I’m working on dealing with my emotions, and I may even start a blog where I can just ‘get it all out’ in a private place. I know it helps to be able to purge yourself of thoughts and emotions that are bringing you down, and keeping them in serves no real purpose. Opening up to any person has been difficult for me. I guess because the feelings are all new and overwhelming.

Now before any of you get worried- don’t be- I will overcome. I always do. After all, they don’t call me Wizardress for nothin’.

Wishing the Week Away

May 24th, 2010

I’m never one who wants to wish away the time, since it seems to fly away fast enough on its own, but this is a week I wish I could skip all together.   Today would have been Marcel’s brothers birthday, but as most of you know, he’s no longer with us.   Friday is Carol’s birthday, the first since she passed away and even though I haven’t been able to bring myself to talk about it- even here-  it’s weighing heavily on my mind and heart.   

On the positive side- I do have good things to look forward to this week.   Tomorrow morning is Bible Study with a wonderful group of women that I love and admire, plus Wednesday, Desere and I are going to Ladies Night for Sex and the City Part 2.    Since I never watched the show and hadn’t seen the first movie, we watched it together this past Saturday.   I really enjoyed it, even though I didn’t know much of the history of the show and am looking forward to seeing what happens in part deaux.

In the meantime, I’ll keep trudging forward and know that things will get better.

Rambling Thoughts

May 20th, 2010

I’m sorry that things have been a little quiet the past couple of days but I have been pondering many thoughts in this gray matter of mine. It has been one of those weeks that on the whole has been really great in some ways, but odd in others. I have been internalizing some of the things, and I thought if I shared a few of them, maybe it would help me process things and stop focusing on them so much.

Bear with me.

  • Two days ago I found out that after 24 years, the man who murdered a friend of mine in 1986 had finally been put to death.   He’d been on death row all that time and I’d honestly come to the conclusion that the tax payers would be paying for him to live out his life in prison.   That wasn’t the case, and even though it was 24 years too late, I’m glad that justice was finally served in the murder of Rhonda Crane.   She was truely one of the most amazing women I have ever known.  I rank her up there with my Grandma Jo and believe me when I say that it’s saying something for anyone to be in the same league with her.
  • Someone I love dearly is struggling with some issues right now.  I can’t go into the details, but this is something that’s gone on far too long and it gets more and more ridiculous as time moves on.   It’s taking a toll on other people that I love, which makes me sad.   It doesn’t help that they try to keep me from knowing how it’s affecting them;  I know.
  • Tomorrow night Ainsley and Olivia will be graduating from High School and I won’t be there.   A & O are the twin daughters of my dearest friend Samantha.   She and I have been friends since we were teenagers and now her girls will be receiving their diploma’s and graduating with honors.   I should be there for all this, plus to go on the cruise with them, yet I’m not.   Sometimes I feel as though I miss out on too many things by living here.
  • I’ve been thinking a lot about Carol lately.   Her birthday is in 8 days, and I have so much that I would like to say.   I seem to be flooded with thoughts of her, and keep having dreams where I wake up with the urge to call her, only to realize that I can’t.   Sometimes, it still doesn’t seem real that she’s gone- but yet I know she is.

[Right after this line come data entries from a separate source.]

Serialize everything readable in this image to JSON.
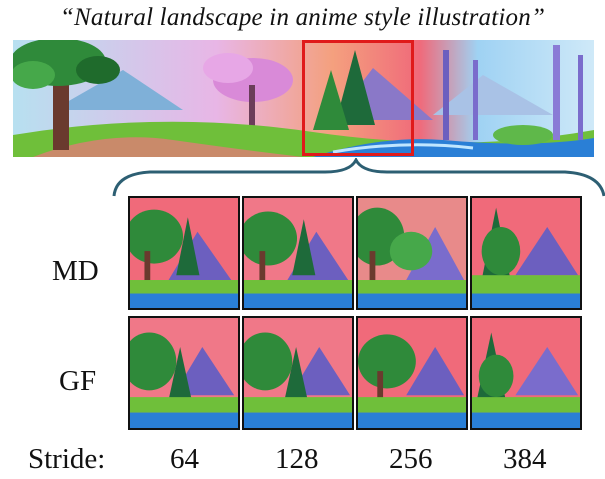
{
  "caption": "“Natural landscape in anime style illustration”",
  "row_labels": [
    "MD",
    "GF"
  ],
  "stride_label": "Stride:",
  "strides": [
    "64",
    "128",
    "256",
    "384"
  ],
  "colors": {
    "highlight_box": "#e01a1a",
    "brace": "#2d5f73",
    "sky_pink": "#f06a7a",
    "tree_green": "#2f8a3a",
    "water_blue": "#2a7fd6"
  }
}
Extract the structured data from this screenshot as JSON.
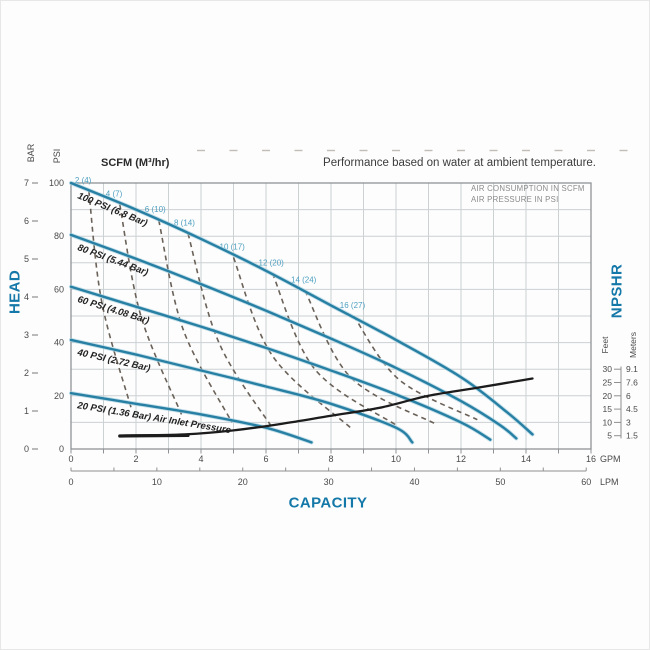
{
  "note": "Performance based on water at ambient temperature.",
  "chart_data": {
    "type": "line",
    "scfm_header": "SCFM (M³/hr)",
    "legend": {
      "line1": "AIR CONSUMPTION IN SCFM",
      "line2": "AIR PRESSURE IN PSI"
    },
    "axis_titles": {
      "head": "HEAD",
      "capacity": "CAPACITY",
      "npshr": "NPSHR"
    },
    "axes": {
      "bar": {
        "label": "BAR",
        "ticks": [
          0,
          1,
          2,
          3,
          4,
          5,
          6,
          7
        ],
        "max": 7
      },
      "psi": {
        "label": "PSI",
        "ticks": [
          0,
          20,
          40,
          60,
          80,
          100
        ],
        "max": 100
      },
      "gpm": {
        "label": "GPM",
        "ticks": [
          0,
          2,
          4,
          6,
          8,
          10,
          12,
          14,
          16
        ],
        "max": 16
      },
      "lpm": {
        "label": "LPM",
        "ticks": [
          0,
          10,
          20,
          30,
          40,
          50,
          60
        ],
        "max": 60
      },
      "npshr_feet": {
        "label": "Feet",
        "ticks": [
          30,
          25,
          20,
          15,
          10,
          5
        ]
      },
      "npshr_meters": {
        "label": "Meters",
        "ticks": [
          "9.1",
          "7.6",
          "6",
          "4.5",
          "3",
          "1.5"
        ]
      }
    },
    "pressure_curves": [
      {
        "label": "100 PSI (6.8 Bar)",
        "points": [
          [
            0,
            100
          ],
          [
            2,
            90
          ],
          [
            4,
            79
          ],
          [
            6,
            67
          ],
          [
            8,
            54
          ],
          [
            10,
            41
          ],
          [
            12,
            27
          ],
          [
            13.4,
            14
          ],
          [
            14.2,
            5.5
          ]
        ]
      },
      {
        "label": "80 PSI (5.44 Bar)",
        "points": [
          [
            0,
            80.5
          ],
          [
            2,
            71.5
          ],
          [
            4,
            62
          ],
          [
            6,
            52
          ],
          [
            8,
            41.5
          ],
          [
            10,
            30.5
          ],
          [
            12,
            18
          ],
          [
            13.2,
            9
          ],
          [
            13.7,
            4
          ]
        ]
      },
      {
        "label": "60 PSI (4.08 Bar)",
        "points": [
          [
            0,
            61
          ],
          [
            2,
            53.5
          ],
          [
            4,
            46
          ],
          [
            6,
            38
          ],
          [
            8,
            29.5
          ],
          [
            10,
            20.5
          ],
          [
            12,
            10
          ],
          [
            12.9,
            3.5
          ]
        ]
      },
      {
        "label": "40 PSI (2.72 Bar)",
        "points": [
          [
            0,
            41
          ],
          [
            2,
            35.5
          ],
          [
            4,
            29.5
          ],
          [
            6,
            23.5
          ],
          [
            8,
            17
          ],
          [
            10,
            8
          ],
          [
            10.5,
            2.5
          ]
        ]
      },
      {
        "label": "20 PSI (1.36 Bar) Air Inlet Pressure",
        "points": [
          [
            0,
            21
          ],
          [
            2,
            17
          ],
          [
            4,
            13
          ],
          [
            6,
            8
          ],
          [
            7.4,
            2.5
          ]
        ]
      }
    ],
    "scfm_curves": [
      {
        "label": "2 (4)",
        "points": [
          [
            0.55,
            97
          ],
          [
            0.95,
            55
          ],
          [
            1.85,
            15.5
          ]
        ]
      },
      {
        "label": "4 (7)",
        "points": [
          [
            1.5,
            92
          ],
          [
            2.15,
            50
          ],
          [
            3.4,
            13
          ]
        ]
      },
      {
        "label": "6 (10)",
        "points": [
          [
            2.7,
            86
          ],
          [
            3.45,
            45
          ],
          [
            4.95,
            10
          ]
        ]
      },
      {
        "label": "8 (14)",
        "points": [
          [
            3.6,
            81
          ],
          [
            4.55,
            40
          ],
          [
            6.25,
            7
          ]
        ]
      },
      {
        "label": "10 (17)",
        "points": [
          [
            5.0,
            72
          ],
          [
            6.2,
            35
          ],
          [
            8.6,
            8
          ]
        ]
      },
      {
        "label": "12 (20)",
        "points": [
          [
            6.2,
            66
          ],
          [
            7.5,
            30
          ],
          [
            10.0,
            9
          ]
        ]
      },
      {
        "label": "14 (24)",
        "points": [
          [
            7.2,
            59.5
          ],
          [
            8.6,
            27
          ],
          [
            11.2,
            9.5
          ]
        ]
      },
      {
        "label": "16 (27)",
        "points": [
          [
            8.7,
            50
          ],
          [
            10.1,
            26
          ],
          [
            12.5,
            11
          ]
        ]
      }
    ],
    "npshr_curve": {
      "points": [
        [
          1.5,
          5
        ],
        [
          3.5,
          5.5
        ],
        [
          5,
          7
        ],
        [
          6.5,
          9.5
        ],
        [
          8,
          12.5
        ],
        [
          9.5,
          15.5
        ],
        [
          11,
          20
        ],
        [
          12.5,
          23
        ],
        [
          14.2,
          26.5
        ]
      ]
    },
    "colors": {
      "curve_blue": "#2780a4",
      "curve_blue_halo": "#a9d2e0",
      "accent_blue": "#1478a8",
      "scfm_label_blue": "#4d9fc0",
      "npshr_black": "#1c1c1c",
      "dashed_gray": "#6a6158",
      "grid": "#ccd1d4",
      "frame": "#8f9396",
      "tick_text": "#4a4a4a",
      "legend_text": "#8b8b8b",
      "note_text": "#3c3c3c",
      "curve_label_text": "#232323"
    }
  }
}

These are just a few of the things that are rattling around.   There are many other things- great things, such as some inspiration for jewelry that I came up with, and spending time with great friends and the list goes on.  I’m very blessed, and don’t think for one second that I don’t know and recognize that, but life doesn’t guarantee us constant sunshine, so we have to learn how to deal with the rain.